Raden Mas Suwardi Suryaningrat yang kemudian lebih dikenal dengan nama Ki Hajar Dewantara, dilahirkan pada 2 Mei 1889 di Yogyakarta. Ia berasal dari lingkungan keluarga kraton Yogyakarta. Setelah menamatkan ELS (Sekolah Dasar Belanda), ia meneruskan pelajarannya ke STOVIA (Sekolah Dokter Bumiputera), tapi tidak sampai tamat karena sakit. Ia kemudian menulis untuk berbagai surat kabar seperti Sedyotomo, Midden Java, De Express dan Utusan Hindia. Ia tergolong penulis tangguh pada masanya; tulisan-tulisannya sangat tegar dan patriotik serta mampu membangkitkan semangat antikolonial bagi pembacanya. Selain menjadi seorang wartawan muda RM Soewardi juga aktif dalam organisasi sosial dan politik, ini terbukti di tahun 1908 dia aktif di Budi Oetama dan mendapat tugas yang cukup menantang di seksi propaganda.
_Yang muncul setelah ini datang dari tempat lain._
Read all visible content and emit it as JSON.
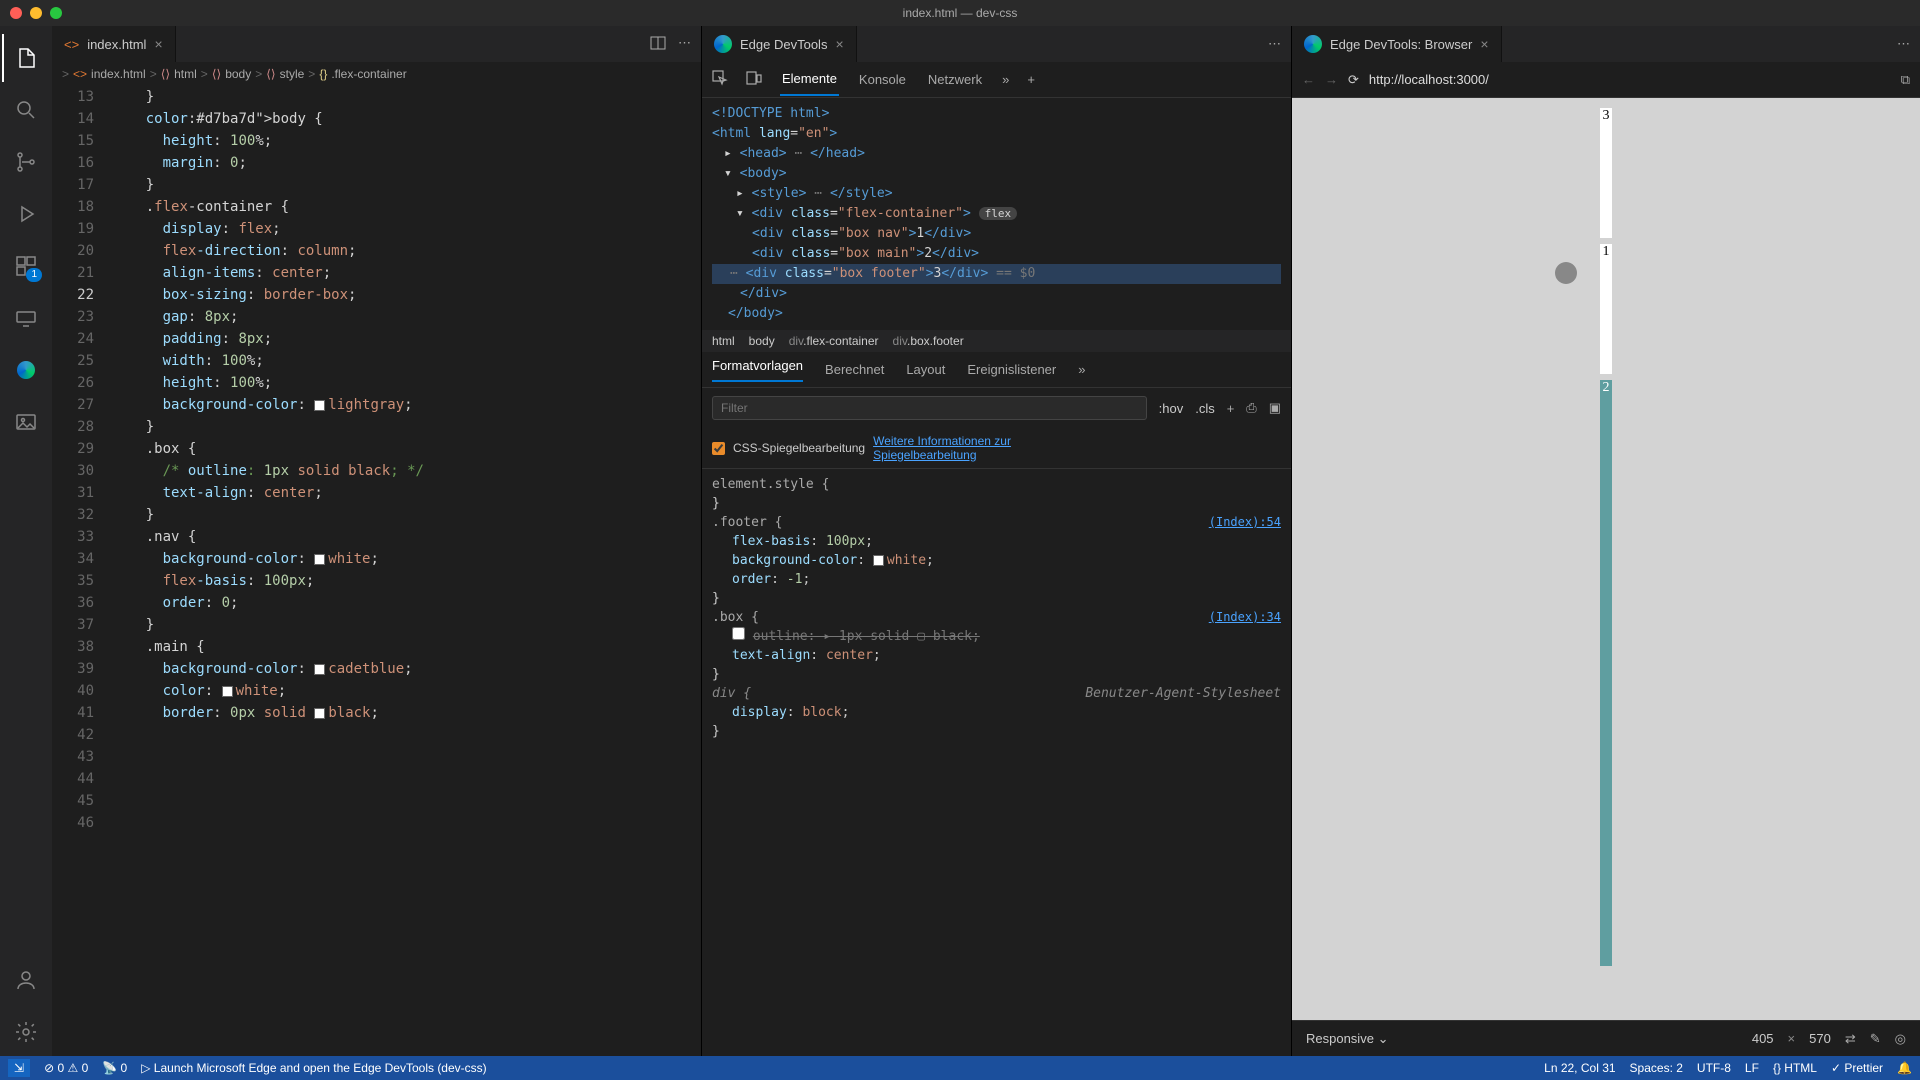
{
  "titlebar": {
    "title": "index.html — dev-css"
  },
  "activitybar": {
    "badge": "1"
  },
  "editor": {
    "tab": {
      "filename": "index.html"
    },
    "breadcrumbs": [
      "index.html",
      "html",
      "body",
      "style",
      ".flex-container"
    ],
    "linestart": 13,
    "cursorline": 22,
    "lines": [
      "    }",
      "",
      "    body {",
      "      height: 100%;",
      "      margin: 0;",
      "    }",
      "",
      "    .flex-container {",
      "      display: flex;",
      "      flex-direction: column;",
      "      align-items: center;",
      "      box-sizing: border-box;",
      "      gap: 8px;",
      "      padding: 8px;",
      "      width: 100%;",
      "      height: 100%;",
      "      background-color: ▢lightgray;",
      "    }",
      "",
      "    .box {",
      "      /* outline: 1px solid black; */",
      "      text-align: center;",
      "    }",
      "",
      "    .nav {",
      "      background-color: ▢white;",
      "      flex-basis: 100px;",
      "      order: 0;",
      "    }",
      "",
      "    .main {",
      "      background-color: ▢cadetblue;",
      "      color: ▢white;",
      "      border: 0px solid ▢black;"
    ]
  },
  "devtools": {
    "tab_title": "Edge DevTools",
    "toolbar": {
      "tabs": [
        "Elemente",
        "Konsole",
        "Netzwerk"
      ]
    },
    "dom_crumbs": [
      "html",
      "body",
      "div.flex-container",
      "div.box.footer"
    ],
    "style_tabs": [
      "Formatvorlagen",
      "Berechnet",
      "Layout",
      "Ereignislistener"
    ],
    "filter_placeholder": "Filter",
    "hov": ":hov",
    "cls": ".cls",
    "mirror_label": "CSS-Spiegelbearbeitung",
    "mirror_link": "Weitere Informationen zur Spiegelbearbeitung",
    "rules": {
      "element_style": "element.style {",
      "footer_sel": ".footer {",
      "footer_src": "(Index):54",
      "footer_props": [
        "flex-basis: 100px;",
        "background-color: ▢white;",
        "order: -1;"
      ],
      "box_sel": ".box {",
      "box_src": "(Index):34",
      "box_outline": "outline: ▸ 1px solid ▢ black;",
      "box_align": "text-align: center;",
      "div_sel": "div {",
      "ua": "Benutzer-Agent-Stylesheet",
      "div_display": "display: block;"
    }
  },
  "browser": {
    "tab_title": "Edge DevTools: Browser",
    "url": "http://localhost:3000/",
    "boxes": {
      "b3": "3",
      "b1": "1",
      "b2": "2"
    },
    "responsive": {
      "label": "Responsive",
      "w": "405",
      "h": "570"
    }
  },
  "statusbar": {
    "errors": "0",
    "warnings": "0",
    "port": "0",
    "launch": "Launch Microsoft Edge and open the Edge DevTools (dev-css)",
    "cursor": "Ln 22, Col 31",
    "spaces": "Spaces: 2",
    "enc": "UTF-8",
    "eol": "LF",
    "lang": "HTML",
    "prettier": "Prettier"
  }
}
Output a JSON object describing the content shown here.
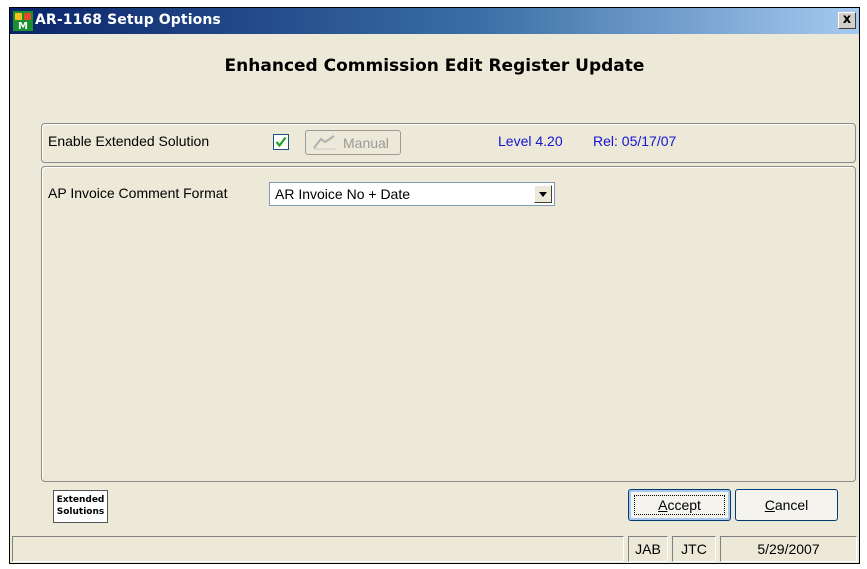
{
  "window": {
    "title": "AR-1168 Setup Options",
    "close_glyph": "x",
    "app_icon": "mas90-app-icon"
  },
  "heading": "Enhanced Commission Edit Register Update",
  "options": {
    "enable_label": "Enable Extended Solution",
    "enable_checked": true,
    "manual_label": "Manual",
    "level": "Level 4.20",
    "release": "Rel: 05/17/07"
  },
  "format": {
    "label": "AP Invoice Comment Format",
    "selected": "AR Invoice No + Date"
  },
  "logo": {
    "line1": "Extended",
    "line2": "Solutions"
  },
  "buttons": {
    "accept_mnemonic": "A",
    "accept_rest": "ccept",
    "cancel_mnemonic": "C",
    "cancel_rest": "ancel"
  },
  "status": {
    "message": "",
    "user": "JAB",
    "company": "JTC",
    "date": "5/29/2007"
  },
  "colors": {
    "title_start": "#0a246a",
    "title_end": "#a6caf0",
    "dialog_bg": "#ece9d8",
    "info_blue": "#1414d2",
    "check_green": "#21a121"
  }
}
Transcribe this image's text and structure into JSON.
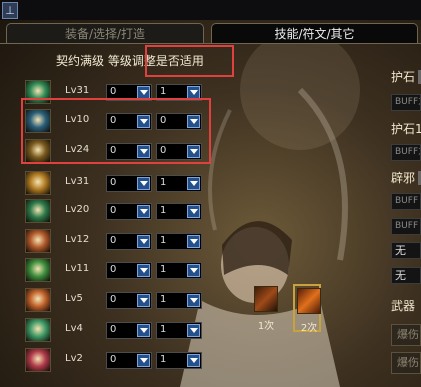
{
  "window": {
    "system_icon": "app-icon"
  },
  "tabs": [
    {
      "label": "装备/选择/打造",
      "active": false
    },
    {
      "label": "技能/符文/其它",
      "active": true
    }
  ],
  "header": {
    "text": "契约满级 等级调整是否适用"
  },
  "skill_rows": [
    {
      "level": "Lv31",
      "val1": "0",
      "val2": "1",
      "icon": "skill-icon-1",
      "color": "#2f8a55"
    },
    {
      "level": "Lv10",
      "val1": "0",
      "val2": "0",
      "icon": "skill-icon-2",
      "color": "#2a5f7a"
    },
    {
      "level": "Lv24",
      "val1": "0",
      "val2": "0",
      "icon": "skill-icon-3",
      "color": "#7a5a1e"
    },
    {
      "level": "Lv31",
      "val1": "0",
      "val2": "1",
      "icon": "skill-icon-4",
      "color": "#b07a22"
    },
    {
      "level": "Lv20",
      "val1": "0",
      "val2": "1",
      "icon": "skill-icon-5",
      "color": "#2e7a4a"
    },
    {
      "level": "Lv12",
      "val1": "0",
      "val2": "1",
      "icon": "skill-icon-6",
      "color": "#b0582a"
    },
    {
      "level": "Lv11",
      "val1": "0",
      "val2": "1",
      "icon": "skill-icon-7",
      "color": "#3d8e3d"
    },
    {
      "level": "Lv5",
      "val1": "0",
      "val2": "1",
      "icon": "skill-icon-8",
      "color": "#c0602a"
    },
    {
      "level": "Lv4",
      "val1": "0",
      "val2": "1",
      "icon": "skill-icon-9",
      "color": "#3f9a66"
    },
    {
      "level": "Lv2",
      "val1": "0",
      "val2": "1",
      "icon": "skill-icon-10",
      "color": "#b03a4a"
    }
  ],
  "right_panel": {
    "label_amulet1": "护石",
    "field1": "BUFF力",
    "label_amulet2": "护石1",
    "field2": "BUFF力",
    "label_evil": "辟邪",
    "field3": "BUFF",
    "field4": "BUFF",
    "field5": "无",
    "field6": "无",
    "label_weapon": "武器",
    "input1": "爆伤",
    "input2": "爆伤"
  },
  "counters": [
    {
      "label": "1次",
      "icon": "counter-icon-1"
    },
    {
      "label": "2次",
      "icon": "counter-icon-2"
    }
  ]
}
Perkenalannya dengan Dr. Danudirdja Setyabudhi (F.F.E Douwes Dekker), dr. Cipto Mangunkusumo dan Abdul Muis melahirkan gagasan baru untuk mendirikan partai politik pertama yang beraliran nasionalisme Indonesia, yakni Indische Partij. Partai yang berdiri pada tahun 1912 ini memiliki keyakinan bahwa nasib masa depan penduduk Indonesia terletak di tangan mereka sendiri, karena itu kolonialisme harus dihapuskan. Namun sayang, status badan hukumnya ditolak oleh Pemerintah Kolonial Belanda.

Mereka bertiga kemudian membentuk Komite Bumiputera, sebuah organisasi tandingan dari komite yang dibentuk oleh Pemerintah Belanda. Bersamaan dengan itu, RM Suwardi kemudian membuat sebuah tulisan berjudul Als Ik Eens Nederlander Was (Seandainya Aku Seorang Belanda) yang menyindir ketumpulan perasaan Belanda ketika menyuruh rakyat Indonesia untuk ikut merayakan pembebasan Belanda dari kekuasaan Perancis.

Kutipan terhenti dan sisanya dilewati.